Surrogate-Guided Quantum Discovery in Black-Box Landscapes with Latent-Quadratic Interaction Embedding Transformers

TL;DR

This paper introduces a quantum-inspired surrogate modeling approach that captures higher-order interactions for black-box optimization, enabling more diverse and high-utility configuration discovery in complex landscapes.

Contribution

It extends quadratic surrogate models with self-attention to encode higher-order dependencies, facilitating quantum-assisted discovery beyond pairwise interactions.

Findings

Achieves higher structural diversity and tail-risk outlier discovery.

Recovers twice as many tail-risk outliers compared to classical methods.
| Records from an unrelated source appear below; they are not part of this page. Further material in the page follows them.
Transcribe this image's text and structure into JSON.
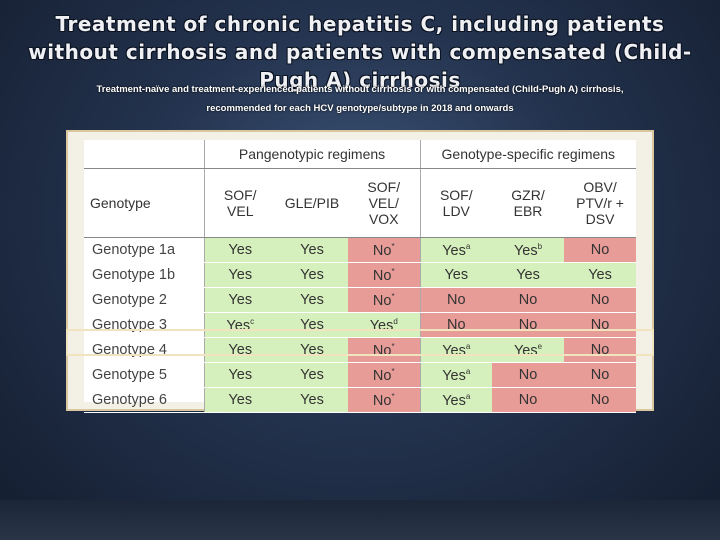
{
  "slide": {
    "title_line1": "Treatment of chronic hepatitis C, including patients",
    "title_line2": "without cirrhosis and patients with compensated (Child-",
    "title_line3": "Pugh A) cirrhosis",
    "subtitle_line1": "Treatment-naïve and treatment-experienced patients without cirrhosis or with compensated (Child-Pugh A) cirrhosis,",
    "subtitle_line2": "recommended for each HCV genotype/subtype in 2018 and onwards"
  },
  "table": {
    "groups": {
      "pangenotypic": "Pangenotypic regimens",
      "specific": "Genotype-specific regimens"
    },
    "genotype_header": "Genotype",
    "columns": [
      {
        "l1": "SOF/",
        "l2": "VEL",
        "l3": ""
      },
      {
        "l1": "GLE/PIB",
        "l2": "",
        "l3": ""
      },
      {
        "l1": "SOF/",
        "l2": "VEL/",
        "l3": "VOX"
      },
      {
        "l1": "SOF/",
        "l2": "LDV",
        "l3": ""
      },
      {
        "l1": "GZR/",
        "l2": "EBR",
        "l3": ""
      },
      {
        "l1": "OBV/",
        "l2": "PTV/r +",
        "l3": "DSV"
      }
    ],
    "rows": [
      {
        "name": "Genotype 1a",
        "cells": [
          {
            "t": "Yes",
            "s": ""
          },
          {
            "t": "Yes",
            "s": ""
          },
          {
            "t": "No",
            "s": "*"
          },
          {
            "t": "Yes",
            "s": "a"
          },
          {
            "t": "Yes",
            "s": "b"
          },
          {
            "t": "No",
            "s": ""
          }
        ]
      },
      {
        "name": "Genotype 1b",
        "cells": [
          {
            "t": "Yes",
            "s": ""
          },
          {
            "t": "Yes",
            "s": ""
          },
          {
            "t": "No",
            "s": "*"
          },
          {
            "t": "Yes",
            "s": ""
          },
          {
            "t": "Yes",
            "s": ""
          },
          {
            "t": "Yes",
            "s": ""
          }
        ]
      },
      {
        "name": "Genotype 2",
        "cells": [
          {
            "t": "Yes",
            "s": ""
          },
          {
            "t": "Yes",
            "s": ""
          },
          {
            "t": "No",
            "s": "*"
          },
          {
            "t": "No",
            "s": ""
          },
          {
            "t": "No",
            "s": ""
          },
          {
            "t": "No",
            "s": ""
          }
        ]
      },
      {
        "name": "Genotype 3",
        "cells": [
          {
            "t": "Yes",
            "s": "c"
          },
          {
            "t": "Yes",
            "s": ""
          },
          {
            "t": "Yes",
            "s": "d"
          },
          {
            "t": "No",
            "s": ""
          },
          {
            "t": "No",
            "s": ""
          },
          {
            "t": "No",
            "s": ""
          }
        ]
      },
      {
        "name": "Genotype 4",
        "cells": [
          {
            "t": "Yes",
            "s": ""
          },
          {
            "t": "Yes",
            "s": ""
          },
          {
            "t": "No",
            "s": "*"
          },
          {
            "t": "Yes",
            "s": "a"
          },
          {
            "t": "Yes",
            "s": "e"
          },
          {
            "t": "No",
            "s": ""
          }
        ]
      },
      {
        "name": "Genotype 5",
        "cells": [
          {
            "t": "Yes",
            "s": ""
          },
          {
            "t": "Yes",
            "s": ""
          },
          {
            "t": "No",
            "s": "*"
          },
          {
            "t": "Yes",
            "s": "a"
          },
          {
            "t": "No",
            "s": ""
          },
          {
            "t": "No",
            "s": ""
          }
        ]
      },
      {
        "name": "Genotype 6",
        "cells": [
          {
            "t": "Yes",
            "s": ""
          },
          {
            "t": "Yes",
            "s": ""
          },
          {
            "t": "No",
            "s": "*"
          },
          {
            "t": "Yes",
            "s": "a"
          },
          {
            "t": "No",
            "s": ""
          },
          {
            "t": "No",
            "s": ""
          }
        ]
      }
    ]
  },
  "colors": {
    "yes": "#d6f0bd",
    "no": "#e79c98"
  }
}
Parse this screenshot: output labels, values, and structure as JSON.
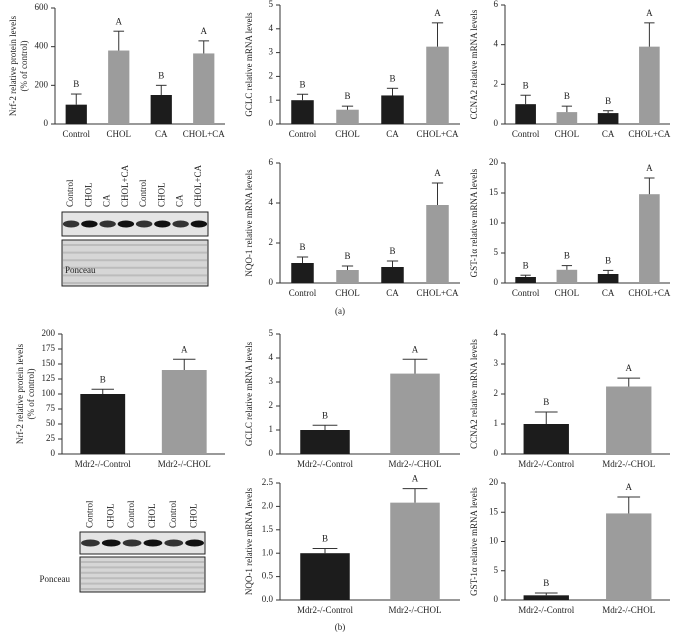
{
  "chart_data": [
    {
      "type": "bar",
      "ylabel": [
        "Nrf-2 relative protein levels",
        "(% of control)"
      ],
      "categories": [
        "Control",
        "CHOL",
        "CA",
        "CHOL+CA"
      ],
      "values": [
        100,
        380,
        150,
        365
      ],
      "errors": [
        55,
        100,
        50,
        65
      ],
      "letters": [
        "B",
        "A",
        "B",
        "A"
      ],
      "colors": [
        "#1c1c1c",
        "#9c9c9c",
        "#1c1c1c",
        "#9c9c9c"
      ],
      "ylim": [
        0,
        600
      ],
      "yticks": [
        0,
        200,
        400,
        600
      ]
    },
    {
      "type": "bar",
      "ylabel": [
        "GCLC relative mRNA levels"
      ],
      "categories": [
        "Control",
        "CHOL",
        "CA",
        "CHOL+CA"
      ],
      "values": [
        1.0,
        0.6,
        1.2,
        3.25
      ],
      "errors": [
        0.25,
        0.15,
        0.3,
        1.0
      ],
      "letters": [
        "B",
        "B",
        "B",
        "A"
      ],
      "colors": [
        "#1c1c1c",
        "#9c9c9c",
        "#1c1c1c",
        "#9c9c9c"
      ],
      "ylim": [
        0,
        5
      ],
      "yticks": [
        0,
        1,
        2,
        3,
        4,
        5
      ]
    },
    {
      "type": "bar",
      "ylabel": [
        "CCNA2 relative mRNA levels"
      ],
      "categories": [
        "Control",
        "CHOL",
        "CA",
        "CHOL+CA"
      ],
      "values": [
        1.0,
        0.6,
        0.55,
        3.9
      ],
      "errors": [
        0.45,
        0.3,
        0.12,
        1.2
      ],
      "letters": [
        "B",
        "B",
        "B",
        "A"
      ],
      "colors": [
        "#1c1c1c",
        "#9c9c9c",
        "#1c1c1c",
        "#9c9c9c"
      ],
      "ylim": [
        0,
        6
      ],
      "yticks": [
        0,
        2,
        4,
        6
      ]
    },
    {
      "type": "bar",
      "ylabel": [
        "NQO-1 relative mRNA levels"
      ],
      "categories": [
        "Control",
        "CHOL",
        "CA",
        "CHOL+CA"
      ],
      "values": [
        1.0,
        0.65,
        0.8,
        3.9
      ],
      "errors": [
        0.3,
        0.2,
        0.3,
        1.1
      ],
      "letters": [
        "B",
        "B",
        "B",
        "A"
      ],
      "colors": [
        "#1c1c1c",
        "#9c9c9c",
        "#1c1c1c",
        "#9c9c9c"
      ],
      "ylim": [
        0,
        6
      ],
      "yticks": [
        0,
        2,
        4,
        6
      ]
    },
    {
      "type": "bar",
      "ylabel": [
        "GST-1α relative mRNA levels"
      ],
      "categories": [
        "Control",
        "CHOL",
        "CA",
        "CHOL+CA"
      ],
      "values": [
        1.0,
        2.2,
        1.5,
        14.8
      ],
      "errors": [
        0.3,
        0.7,
        0.6,
        2.7
      ],
      "letters": [
        "B",
        "B",
        "B",
        "A"
      ],
      "colors": [
        "#1c1c1c",
        "#9c9c9c",
        "#1c1c1c",
        "#9c9c9c"
      ],
      "ylim": [
        0,
        20
      ],
      "yticks": [
        0,
        5,
        10,
        15,
        20
      ]
    },
    {
      "type": "bar",
      "ylabel": [
        "Nrf-2 relative protein levels",
        "(% of control)"
      ],
      "categories": [
        "Mdr2-/-Control",
        "Mdr2-/-CHOL"
      ],
      "values": [
        100,
        140
      ],
      "errors": [
        8,
        18
      ],
      "letters": [
        "B",
        "A"
      ],
      "colors": [
        "#1c1c1c",
        "#9c9c9c"
      ],
      "ylim": [
        0,
        200
      ],
      "yticks": [
        0,
        25,
        50,
        75,
        100,
        125,
        150,
        175,
        200
      ]
    },
    {
      "type": "bar",
      "ylabel": [
        "GCLC relative mRNA levels"
      ],
      "categories": [
        "Mdr2-/-Control",
        "Mdr2-/-CHOL"
      ],
      "values": [
        1.0,
        3.35
      ],
      "errors": [
        0.2,
        0.6
      ],
      "letters": [
        "B",
        "A"
      ],
      "colors": [
        "#1c1c1c",
        "#9c9c9c"
      ],
      "ylim": [
        0,
        5
      ],
      "yticks": [
        0,
        1,
        2,
        3,
        4,
        5
      ]
    },
    {
      "type": "bar",
      "ylabel": [
        "CCNA2 relative mRNA levels"
      ],
      "categories": [
        "Mdr2-/-Control",
        "Mdr2-/-CHOL"
      ],
      "values": [
        1.0,
        2.25
      ],
      "errors": [
        0.4,
        0.28
      ],
      "letters": [
        "B",
        "A"
      ],
      "colors": [
        "#1c1c1c",
        "#9c9c9c"
      ],
      "ylim": [
        0,
        4
      ],
      "yticks": [
        0,
        1,
        2,
        3,
        4
      ]
    },
    {
      "type": "bar",
      "ylabel": [
        "NQO-1 relative mRNA levels"
      ],
      "categories": [
        "Mdr2-/-Control",
        "Mdr2-/-CHOL"
      ],
      "values": [
        1.0,
        2.08
      ],
      "errors": [
        0.1,
        0.3
      ],
      "letters": [
        "B",
        "A"
      ],
      "colors": [
        "#1c1c1c",
        "#9c9c9c"
      ],
      "ylim": [
        0,
        2.5
      ],
      "yticks": [
        {
          "value": 0,
          "label": "0.0"
        },
        {
          "value": 0.5,
          "label": "0.5"
        },
        {
          "value": 1,
          "label": "1.0"
        },
        {
          "value": 1.5,
          "label": "1.5"
        },
        {
          "value": 2,
          "label": "2.0"
        },
        {
          "value": 2.5,
          "label": "2.5"
        }
      ]
    },
    {
      "type": "bar",
      "ylabel": [
        "GST-1α relative mRNA levels"
      ],
      "categories": [
        "Mdr2-/-Control",
        "Mdr2-/-CHOL"
      ],
      "values": [
        0.8,
        14.8
      ],
      "errors": [
        0.4,
        2.8
      ],
      "letters": [
        "B",
        "A"
      ],
      "colors": [
        "#1c1c1c",
        "#9c9c9c"
      ],
      "ylim": [
        0,
        20
      ],
      "yticks": [
        0,
        5,
        10,
        15,
        20
      ]
    }
  ],
  "blots": [
    {
      "lanes": [
        "Control",
        "CHOL",
        "CA",
        "CHOL+CA",
        "Control",
        "CHOL",
        "CA",
        "CHOL+CA"
      ],
      "label": "Ponceau"
    },
    {
      "lanes": [
        "Control",
        "CHOL",
        "Control",
        "CHOL",
        "Control",
        "CHOL"
      ],
      "label": "Ponceau"
    }
  ],
  "panel_labels": [
    "(a)",
    "(b)"
  ]
}
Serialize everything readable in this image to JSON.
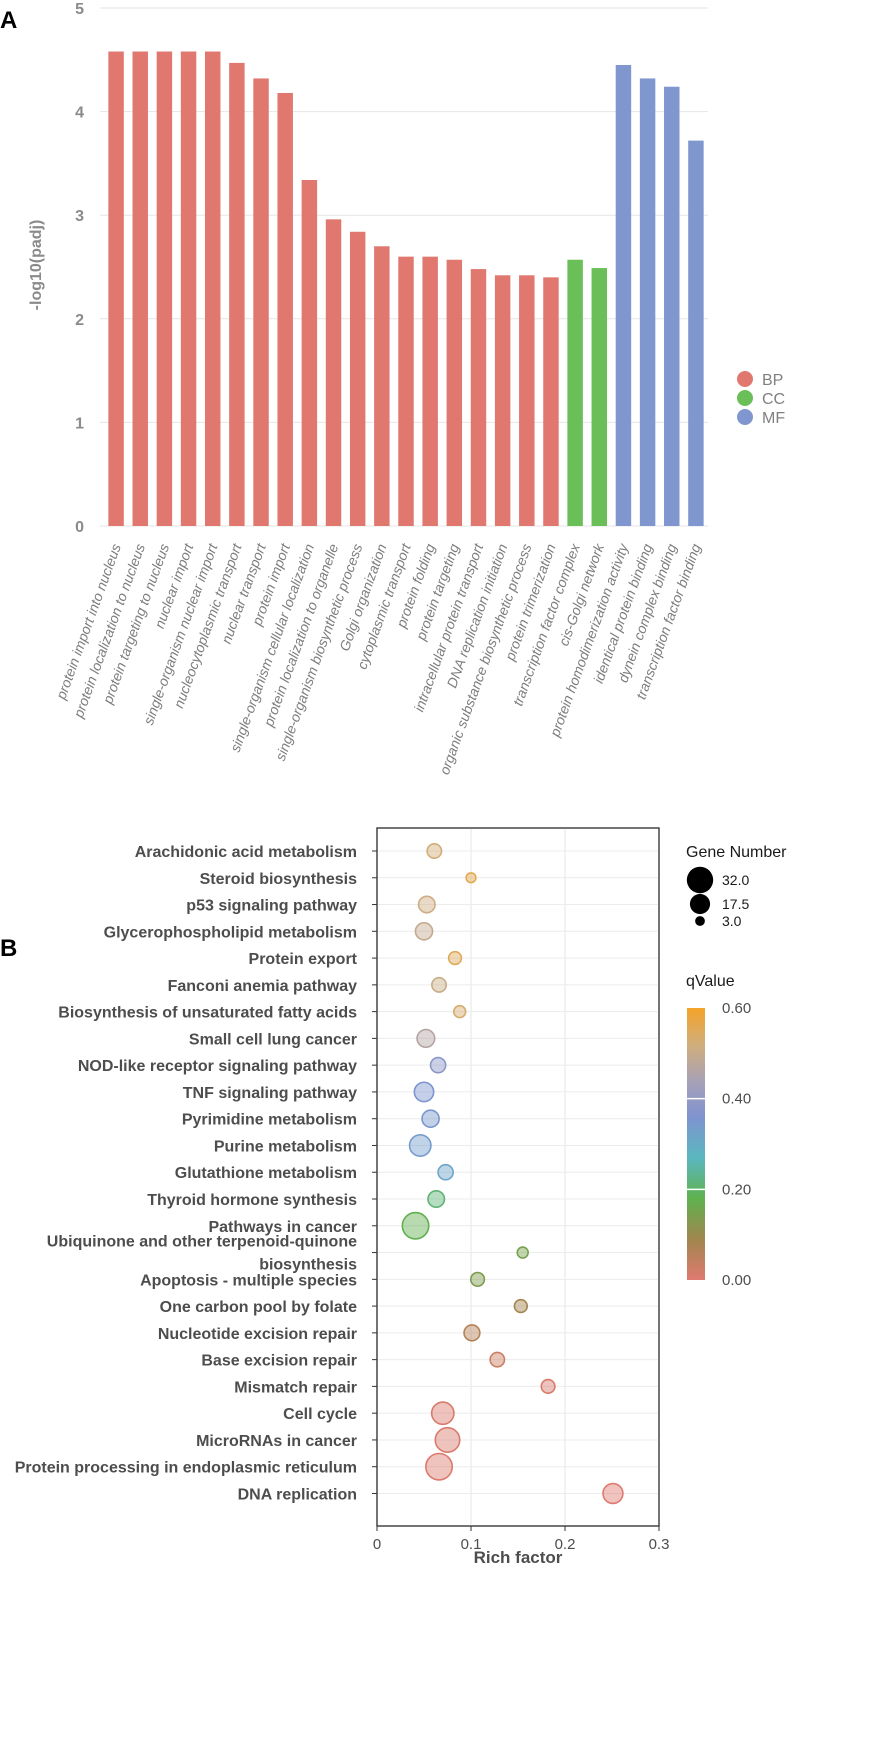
{
  "panelA": {
    "label": "A",
    "chart_data": {
      "type": "bar",
      "ylabel": "-log10(padj)",
      "ylim": [
        0,
        5
      ],
      "yticks": [
        0,
        1,
        2,
        3,
        4,
        5
      ],
      "categories": [
        "protein import into nucleus",
        "protein localization to nucleus",
        "protein targeting to nucleus",
        "nuclear import",
        "single-organism nuclear import",
        "nucleocytoplasmic transport",
        "nuclear transport",
        "protein import",
        "single-organism cellular localization",
        "protein localization to organelle",
        "single-organism biosynthetic process",
        "Golgi organization",
        "cytoplasmic transport",
        "protein folding",
        "protein targeting",
        "intracellular protein transport",
        "DNA replication initiation",
        "organic substance biosynthetic process",
        "protein trimerization",
        "transcription factor complex",
        "cis-Golgi network",
        "protein homodimerization activity",
        "identical protein binding",
        "dynein complex binding",
        "transcription factor binding"
      ],
      "values": [
        4.58,
        4.58,
        4.58,
        4.58,
        4.58,
        4.47,
        4.32,
        4.18,
        3.34,
        2.96,
        2.84,
        2.7,
        2.6,
        2.6,
        2.57,
        2.48,
        2.42,
        2.42,
        2.4,
        2.57,
        2.49,
        4.45,
        4.32,
        4.24,
        3.72
      ],
      "groups": [
        "BP",
        "BP",
        "BP",
        "BP",
        "BP",
        "BP",
        "BP",
        "BP",
        "BP",
        "BP",
        "BP",
        "BP",
        "BP",
        "BP",
        "BP",
        "BP",
        "BP",
        "BP",
        "BP",
        "CC",
        "CC",
        "MF",
        "MF",
        "MF",
        "MF"
      ],
      "legend": [
        {
          "name": "BP",
          "color": "#e07870"
        },
        {
          "name": "CC",
          "color": "#6bbf59"
        },
        {
          "name": "MF",
          "color": "#7f96cf"
        }
      ]
    }
  },
  "panelB": {
    "label": "B",
    "chart_data": {
      "type": "scatter",
      "xlabel": "Rich factor",
      "xlim": [
        0,
        0.3
      ],
      "xticks": [
        "0",
        "0.1",
        "0.2",
        "0.3"
      ],
      "pathways": [
        {
          "name": "Arachidonic acid metabolism",
          "rich": 0.061,
          "genes": 8,
          "q": 0.52
        },
        {
          "name": "Steroid biosynthesis",
          "rich": 0.1,
          "genes": 3,
          "q": 0.56
        },
        {
          "name": "p53 signaling pathway",
          "rich": 0.053,
          "genes": 11,
          "q": 0.51
        },
        {
          "name": "Glycerophospholipid metabolism",
          "rich": 0.05,
          "genes": 12,
          "q": 0.49
        },
        {
          "name": "Protein export",
          "rich": 0.083,
          "genes": 6,
          "q": 0.55
        },
        {
          "name": "Fanconi anemia pathway",
          "rich": 0.066,
          "genes": 8,
          "q": 0.5
        },
        {
          "name": "Biosynthesis of unsaturated fatty acids",
          "rich": 0.088,
          "genes": 5,
          "q": 0.53
        },
        {
          "name": "Small cell lung cancer",
          "rich": 0.052,
          "genes": 13,
          "q": 0.46
        },
        {
          "name": "NOD-like receptor signaling pathway",
          "rich": 0.065,
          "genes": 9,
          "q": 0.37
        },
        {
          "name": "TNF signaling pathway",
          "rich": 0.05,
          "genes": 16,
          "q": 0.34
        },
        {
          "name": "Pyrimidine metabolism",
          "rich": 0.057,
          "genes": 12,
          "q": 0.33
        },
        {
          "name": "Purine metabolism",
          "rich": 0.046,
          "genes": 20,
          "q": 0.32
        },
        {
          "name": "Glutathione metabolism",
          "rich": 0.073,
          "genes": 9,
          "q": 0.3
        },
        {
          "name": "Thyroid hormone synthesis",
          "rich": 0.063,
          "genes": 11,
          "q": 0.2
        },
        {
          "name": "Pathways in cancer",
          "rich": 0.041,
          "genes": 32,
          "q": 0.17
        },
        {
          "name": "Ubiquinone and other terpenoid-quinone biosynthesis",
          "rich": 0.155,
          "genes": 4,
          "q": 0.14
        },
        {
          "name": "Apoptosis - multiple species",
          "rich": 0.107,
          "genes": 7,
          "q": 0.13
        },
        {
          "name": "One carbon pool by folate",
          "rich": 0.153,
          "genes": 6,
          "q": 0.08
        },
        {
          "name": "Nucleotide excision repair",
          "rich": 0.101,
          "genes": 10,
          "q": 0.06
        },
        {
          "name": "Base excision repair",
          "rich": 0.128,
          "genes": 8,
          "q": 0.03
        },
        {
          "name": "Mismatch repair",
          "rich": 0.182,
          "genes": 7,
          "q": 0.01
        },
        {
          "name": "Cell cycle",
          "rich": 0.07,
          "genes": 22,
          "q": 0.01
        },
        {
          "name": "MicroRNAs in cancer",
          "rich": 0.075,
          "genes": 27,
          "q": 0.01
        },
        {
          "name": "Protein processing in endoplasmic reticulum",
          "rich": 0.066,
          "genes": 32,
          "q": 0.005
        },
        {
          "name": "DNA replication",
          "rich": 0.251,
          "genes": 17,
          "q": 0.003
        }
      ],
      "size_legend": {
        "title": "Gene Number",
        "values": [
          "32.0",
          "17.5",
          "3.0"
        ]
      },
      "color_legend": {
        "title": "qValue",
        "ticks": [
          "0.60",
          "0.40",
          "0.20",
          "0.00"
        ],
        "colors": [
          "#e07a70",
          "#a0864e",
          "#5fb14e",
          "#5bb7c0",
          "#7f93cf",
          "#a4a0ba",
          "#cfae7e",
          "#f5a32a"
        ]
      }
    }
  }
}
Identifies exclusive high-utility configurations not found by other approaches.

Abstract

Discovering configurations that are both high-utility and structurally diverse under expensive black-box evaluation and strict query budgets remains a central challenge in data-driven discovery. Many classical optimizers concentrate on dominant modes, while quality-diversity methods require large evaluation budgets to populate high-dimensional archives. Quantum Approximate Optimization Algorithm (QAOA) provides distributional sampling but requires an explicit problem Hamiltonian, which is unavailable in black-box settings. Practical quantum circuits favor quadratic Hamiltonians since higher-order interaction terms are costly to realize. Learned quadratic surrogates such as Factorization Machines (FM) have been used as proxies, but are limited to pairwise structure. We extend this surrogate-to-Hamiltonian approach by modelling higher-order variable dependencies via self-attention and projects them into a valid Positive Semi-Definite quadratic form compatible with QAOA. This enables diversity-oriented quantum sampling from learned energy landscapes while capturing interaction structure beyond pairwise terms. We evaluate on risk discovery for enterprise document processing systems against diverse classical optimizers. Quantum-guided samplers achieve competitive utility while consistently improving structural diversity and exclusive discovery. FM surrogates provide stronger early coverage, whereas ours yields higher-fidelity surrogate landscapes and better extreme-case discovery. Our method recovers roughly twice as many structurally tail-risk outliers as most classical baselines and identify an exclusive non-overlapping fraction of high-utility configurations not found by competing methods, highlighting that an effective mechanism for learning higher-order interaction structure and projecting it into quadratic surrogate Hamiltonians for quantum-assisted black-box discovery.